Hygiene items given to families living in Cebu’s coastal towns to prevent diseases

With water supply gradually being restored in some parts of Cebu, a province in central Philippines, World Vision recently distributed hygiene kits to families affected by Typhoon Odette (international name Rai) to prevent post-calamity diseases from poor hygiene and sanitation.

Siblings Nathaniel, 13, Enrique, 11, and Mary Rose, 5, were all smiles when their mother, Nena returned home with the hygiene kit. The siblings curiously looked inside and found soaps, toothpastes and toothbrushes among the items. There was also a colorful malong (a tube skirt) usually worn by female but can be used as blanket.

“This is mine!” Rose says, seeing a toothbrush for children in the box.

“And these are mine!” Enrique says, holding the toothpastes, teasing his sister. But Rose ignored him. She didn’t seem to get the point that her toothbrush won’t be of any use without the toothpastes.

The brothers laughed at their youngest sibling’s innocence.

Looking at their children, Nena and Edward were amused. “It’s a sort of gift to them,” Nena, 42, says, explaining that most of the relief items they received were in plastics and mostly food. This is the first time they’ve received such items.

Nena and Edward’s family used to live in a single-room apartment fronting the sea. Edward says that they all ran to a relative’s house located in a much higher ground before Typhoon Odette (international name Rai) pummeled their house. “When I came back after the storm, I saw our walls completely gone.

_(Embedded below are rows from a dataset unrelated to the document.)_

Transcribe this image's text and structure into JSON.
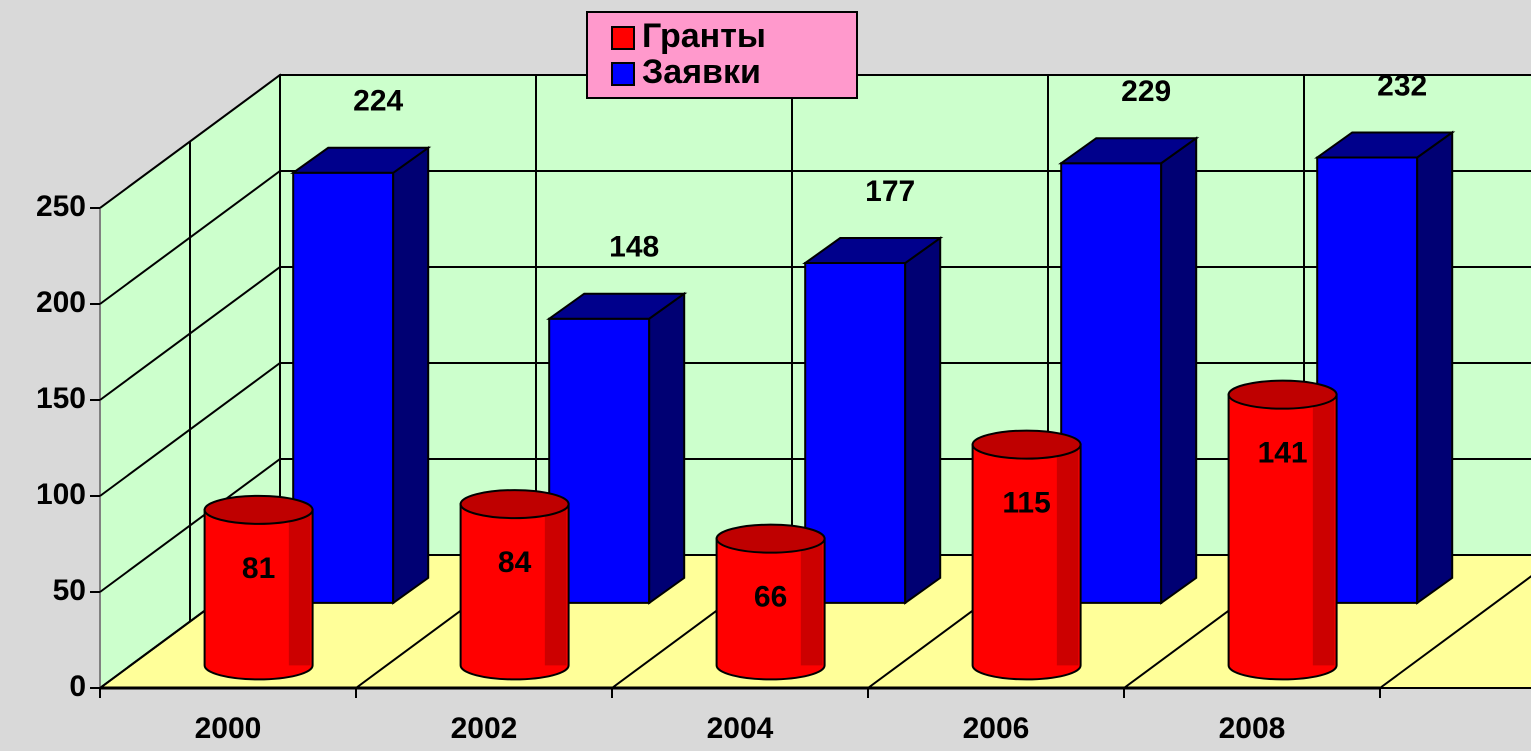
{
  "chart_data": {
    "type": "bar3d",
    "categories": [
      "2000",
      "2002",
      "2004",
      "2006",
      "2008"
    ],
    "series": [
      {
        "name": "Гранты",
        "color": "#ff0000",
        "values": [
          81,
          84,
          66,
          115,
          141
        ]
      },
      {
        "name": "Заявки",
        "color": "#0000ff",
        "values": [
          224,
          148,
          177,
          229,
          232
        ]
      }
    ],
    "ylim": [
      0,
      250
    ],
    "yticks": [
      0,
      50,
      100,
      150,
      200,
      250
    ],
    "grid": true,
    "legend": "top"
  }
}
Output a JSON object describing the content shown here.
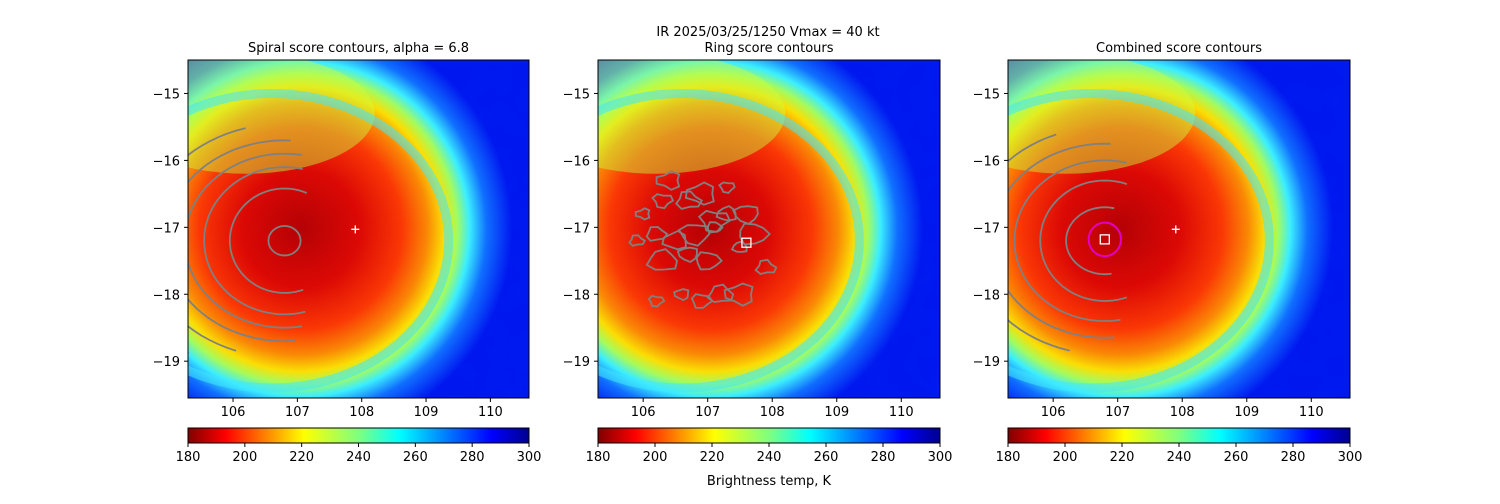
{
  "suptitle": "IR  2025/03/25/1250    Vmax = 40 kt",
  "colorbar_label": "Brightness temp, K",
  "chart_data": [
    {
      "type": "heatmap",
      "id": "spiral",
      "title": "Spiral score contours, alpha =  6.8",
      "xlim": [
        105.3,
        110.6
      ],
      "ylim": [
        -19.55,
        -14.5
      ],
      "xticks": [
        "106",
        "107",
        "108",
        "109",
        "110"
      ],
      "yticks": [
        "−15",
        "−16",
        "−17",
        "−18",
        "−19"
      ],
      "colorbar": {
        "range": [
          180,
          300
        ],
        "ticks": [
          "180",
          "200",
          "220",
          "240",
          "260",
          "280",
          "300"
        ],
        "colormap": "jet_r"
      },
      "contour_color": "#808080",
      "markers": [
        {
          "kind": "plus",
          "lon": 107.9,
          "lat": -17.03,
          "color": "#ffffff"
        }
      ],
      "contour_rings": [
        {
          "lon": 106.8,
          "lat": -17.2,
          "rx": 0.25,
          "ry": 0.22,
          "arc": [
            0,
            360
          ]
        },
        {
          "lon": 106.8,
          "lat": -17.2,
          "rx": 0.85,
          "ry": 0.78,
          "arc": [
            -110,
            115
          ]
        },
        {
          "lon": 106.8,
          "lat": -17.2,
          "rx": 1.25,
          "ry": 1.1,
          "arc": [
            -105,
            105
          ]
        },
        {
          "lon": 106.8,
          "lat": -17.2,
          "rx": 1.55,
          "ry": 1.3,
          "arc": [
            -100,
            100
          ]
        },
        {
          "lon": 106.8,
          "lat": -17.2,
          "rx": 1.85,
          "ry": 1.5,
          "arc": [
            -95,
            95
          ]
        },
        {
          "lon": 106.8,
          "lat": -17.2,
          "rx": 2.2,
          "ry": 1.75,
          "arc": [
            -70,
            75
          ]
        },
        {
          "lon": 106.8,
          "lat": -17.2,
          "rx": 2.6,
          "ry": 2.05,
          "arc": [
            -55,
            45
          ]
        },
        {
          "lon": 106.8,
          "lat": -17.2,
          "rx": 3.1,
          "ry": 2.05,
          "arc": [
            -35,
            25
          ]
        }
      ]
    },
    {
      "type": "heatmap",
      "id": "ring",
      "title": "Ring score contours",
      "xlim": [
        105.3,
        110.6
      ],
      "ylim": [
        -19.55,
        -14.5
      ],
      "xticks": [
        "106",
        "107",
        "108",
        "109",
        "110"
      ],
      "yticks": [
        "−15",
        "−16",
        "−17",
        "−18",
        "−19"
      ],
      "colorbar": {
        "range": [
          180,
          300
        ],
        "ticks": [
          "180",
          "200",
          "220",
          "240",
          "260",
          "280",
          "300"
        ],
        "colormap": "jet_r"
      },
      "contour_color": "#808080",
      "markers": [
        {
          "kind": "square",
          "lon": 107.6,
          "lat": -17.23,
          "color": "#ffffff"
        }
      ],
      "ring_blobs": [
        [
          106.0,
          -16.8
        ],
        [
          106.3,
          -16.6
        ],
        [
          106.7,
          -16.6
        ],
        [
          106.9,
          -16.5
        ],
        [
          107.3,
          -16.4
        ],
        [
          106.2,
          -17.1
        ],
        [
          106.5,
          -17.2
        ],
        [
          106.8,
          -17.1
        ],
        [
          107.1,
          -17.0
        ],
        [
          107.3,
          -16.8
        ],
        [
          107.6,
          -16.8
        ],
        [
          107.7,
          -17.1
        ],
        [
          107.5,
          -17.3
        ],
        [
          106.7,
          -17.4
        ],
        [
          107.0,
          -17.5
        ],
        [
          106.3,
          -17.5
        ],
        [
          106.6,
          -18.0
        ],
        [
          106.9,
          -18.1
        ],
        [
          107.2,
          -18.0
        ],
        [
          107.5,
          -18.0
        ],
        [
          106.2,
          -18.1
        ],
        [
          107.9,
          -17.6
        ],
        [
          106.4,
          -16.3
        ],
        [
          107.1,
          -16.9
        ],
        [
          105.9,
          -17.2
        ]
      ]
    },
    {
      "type": "heatmap",
      "id": "combined",
      "title": "Combined score contours",
      "xlim": [
        105.3,
        110.6
      ],
      "ylim": [
        -19.55,
        -14.5
      ],
      "xticks": [
        "106",
        "107",
        "108",
        "109",
        "110"
      ],
      "yticks": [
        "−15",
        "−16",
        "−17",
        "−18",
        "−19"
      ],
      "colorbar": {
        "range": [
          180,
          300
        ],
        "ticks": [
          "180",
          "200",
          "220",
          "240",
          "260",
          "280",
          "300"
        ],
        "colormap": "jet_r"
      },
      "contour_color": "#808080",
      "markers": [
        {
          "kind": "plus",
          "lon": 107.9,
          "lat": -17.03,
          "color": "#ffffff"
        },
        {
          "kind": "square",
          "lon": 106.8,
          "lat": -17.18,
          "color": "#ffffff"
        },
        {
          "kind": "circle",
          "lon": 106.8,
          "lat": -17.18,
          "r": 0.25,
          "color": "#e000c8"
        }
      ],
      "contour_rings": [
        {
          "lon": 106.8,
          "lat": -17.2,
          "rx": 0.6,
          "ry": 0.5,
          "arc": [
            -100,
            105
          ]
        },
        {
          "lon": 106.8,
          "lat": -17.2,
          "rx": 1.0,
          "ry": 0.9,
          "arc": [
            -110,
            110
          ]
        },
        {
          "lon": 106.8,
          "lat": -17.2,
          "rx": 1.4,
          "ry": 1.2,
          "arc": [
            -100,
            105
          ]
        },
        {
          "lon": 106.8,
          "lat": -17.2,
          "rx": 1.75,
          "ry": 1.45,
          "arc": [
            -95,
            95
          ]
        },
        {
          "lon": 106.8,
          "lat": -17.2,
          "rx": 2.1,
          "ry": 1.7,
          "arc": [
            -75,
            70
          ]
        },
        {
          "lon": 106.8,
          "lat": -17.2,
          "rx": 2.5,
          "ry": 2.0,
          "arc": [
            -50,
            45
          ]
        },
        {
          "lon": 106.8,
          "lat": -17.2,
          "rx": 2.95,
          "ry": 2.05,
          "arc": [
            -35,
            25
          ]
        }
      ]
    }
  ]
}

And what’s inside our house were those rocks,” the 49-year-old father says, pointing at the rocks on the ground as big as a liter of soda. “Our things were scattered outside, some are missing such as our washing machine. We even lost our clothes. What we’re using now are clothes that our relatives lend and gave us.” The family currently lives in an apartment next door that has no door.

Another family also lost their things to Typhoon Odette. “We’ve lost the things we’ve bought for years,” says Rosellie, 41, looking at the rubble outside her house. Rosellie estimates that they’ve lost around Php400,000 worth of appliances they bought through the years. “Everything’s gone. Look at our two motorcycles, they’re not working anymore.”

Rosellie also lives near the sea. When Typhoon Odette’s 195kph winds made a landfall in Cebu last December 17, those living in coastal communities were severely affected.

Rosellie has been World Vision’s volunteer for 15 years. She has four children, who are all doing well with their study. Her youngest, Julliane, 8, and a World Vision sponsored child, has been a class top performer.

 

Her husband, Julito, 42, earns from being a local government official and as fisherman. But the boat that the family received as livelihood assistance from the Philippine government was also reduced to pieces. “We’re only relying on my husband’s monthly allowance now,” Rosellie says.

She continues, “What I’m grateful now is that our family is complete and unharmed.” Rosellie’s family also received World Vision’s hygiene kits.

She appreciates the assistance coming from various government agencies and organizations, such as World Vision. “Prices of basic goods are more expensive now. Relief items help us save what little money left we have in our pockets to buy other basic needs such as drinking water.” Prices of basic commodities in Cebu has since doubled.

The Philippine’s Department of Health (DOH) recorded over 100 cases of acute gastroenteritis and diarrhea in Central Visayas and Caraga. In Cebu, there are reported 16 cases of diarrhea. The DOH in Region 7 advised residents to boil water to avoid such diseases.

Two weeks after Typhoon Odette left massive destruction, thousands displaced and hundreds of dead along its path, World Vision reaches over 4000 families in the typhoon-stricken provinces of Bohol, Cebu, Surigao del Norte, and other hard-hit areas in the Visayas and Mindanao. World Vision has distributed relief items, such as hygiene kits, sleeping mats, kitchen and cooking sets, and emergency shelter kits which consist of tarpaulins and ropes among others.